Blast injury was produced by exposing anesthetized mice to a 20 psi overpressure wave in a specially constructed blast tank using compressed air to rupture a Mylar membrane. pERG was used to objectively measure retinal ganglion cell function. pERG amplitudes (N35-P50 and P50-N95) and latencies (N35, P50, and N95) were evaluated in control (n=20) and blast-injured mice (n=30) at 1 year of age. Mice were exposed to blast injury at 2 months (n=10), 4 months (n=9) and 7 months (n=11) of age.
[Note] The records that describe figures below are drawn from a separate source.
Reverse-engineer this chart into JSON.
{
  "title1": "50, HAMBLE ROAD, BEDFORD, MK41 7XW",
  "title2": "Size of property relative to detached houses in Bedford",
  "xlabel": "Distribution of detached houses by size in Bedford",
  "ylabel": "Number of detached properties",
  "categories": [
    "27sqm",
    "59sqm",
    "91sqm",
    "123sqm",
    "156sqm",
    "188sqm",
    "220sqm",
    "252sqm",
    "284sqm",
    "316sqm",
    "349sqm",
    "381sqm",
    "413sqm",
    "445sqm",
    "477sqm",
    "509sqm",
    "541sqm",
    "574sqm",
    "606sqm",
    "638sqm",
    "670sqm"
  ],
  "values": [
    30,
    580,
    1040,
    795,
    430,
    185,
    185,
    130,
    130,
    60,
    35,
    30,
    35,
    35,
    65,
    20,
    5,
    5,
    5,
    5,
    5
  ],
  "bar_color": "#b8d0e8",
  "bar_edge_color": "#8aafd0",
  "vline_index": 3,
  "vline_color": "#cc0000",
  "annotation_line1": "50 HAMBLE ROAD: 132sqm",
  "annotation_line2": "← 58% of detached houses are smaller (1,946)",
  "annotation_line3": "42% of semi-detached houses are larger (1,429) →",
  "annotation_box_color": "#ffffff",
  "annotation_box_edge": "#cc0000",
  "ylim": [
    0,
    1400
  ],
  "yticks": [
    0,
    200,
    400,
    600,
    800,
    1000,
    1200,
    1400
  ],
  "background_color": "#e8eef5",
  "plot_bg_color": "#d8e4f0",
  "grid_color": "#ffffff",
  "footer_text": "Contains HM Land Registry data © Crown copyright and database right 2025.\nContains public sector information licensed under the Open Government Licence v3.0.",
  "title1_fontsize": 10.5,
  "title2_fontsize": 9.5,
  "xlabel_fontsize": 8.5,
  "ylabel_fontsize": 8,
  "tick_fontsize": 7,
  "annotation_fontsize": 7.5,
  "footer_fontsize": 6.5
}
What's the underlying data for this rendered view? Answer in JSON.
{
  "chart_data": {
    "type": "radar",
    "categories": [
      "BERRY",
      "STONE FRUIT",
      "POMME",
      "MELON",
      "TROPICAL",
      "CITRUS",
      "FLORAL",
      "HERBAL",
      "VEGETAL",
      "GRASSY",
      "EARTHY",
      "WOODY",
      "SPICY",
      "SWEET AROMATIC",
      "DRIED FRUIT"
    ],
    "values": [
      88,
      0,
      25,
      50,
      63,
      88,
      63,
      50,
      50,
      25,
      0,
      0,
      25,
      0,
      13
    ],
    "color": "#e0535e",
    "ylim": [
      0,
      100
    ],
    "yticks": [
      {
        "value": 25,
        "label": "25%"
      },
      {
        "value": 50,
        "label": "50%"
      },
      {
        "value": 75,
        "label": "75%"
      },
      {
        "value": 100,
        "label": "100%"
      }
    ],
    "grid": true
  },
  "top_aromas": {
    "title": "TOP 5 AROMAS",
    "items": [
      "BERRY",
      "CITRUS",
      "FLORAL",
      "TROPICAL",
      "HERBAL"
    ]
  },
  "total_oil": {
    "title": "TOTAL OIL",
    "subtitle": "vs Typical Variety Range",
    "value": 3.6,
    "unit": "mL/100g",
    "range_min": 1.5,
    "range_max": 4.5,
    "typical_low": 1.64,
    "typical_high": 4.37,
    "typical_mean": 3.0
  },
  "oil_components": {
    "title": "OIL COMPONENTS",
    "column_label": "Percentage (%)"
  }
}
At 1 year of age, the P50-N95 amplitude in control mice was 8.5±0.5 µV (mean±SEM). At 1 year of age, pERG P50-N95 amplitude was evaluated in all blast treated animals and was significantly decreased compared to the age-matched control mice. P50-N95 amplitude was 6.3±1 µV (p=0.01, t-test; blast at 2 months of age); 5.5±0.6 µV (p=0.001, t-test; blast at 4 months of age), and 6.2±0.6 µV (p=0.008, t-test; blast at 7 months of age). When compared to age-matched controls, the P50-N95 amplitudes of mice injured at 2 months, 4 months, and 7 months of age were reduced by 26.4±11.8%, 35.2±7%, and 27±7.6%, respectively after one year. There was no significant difference in the magnitude of pERG deficits in different age groups after blast exposure (p=0.7; ANOVA).
Chronic pERG deficits persist for one year after single blast exposure in a mouse model of blast induced TBI. There was no evidence of increased susceptibility to blast-induced retinal-optic nerve injury associated with age.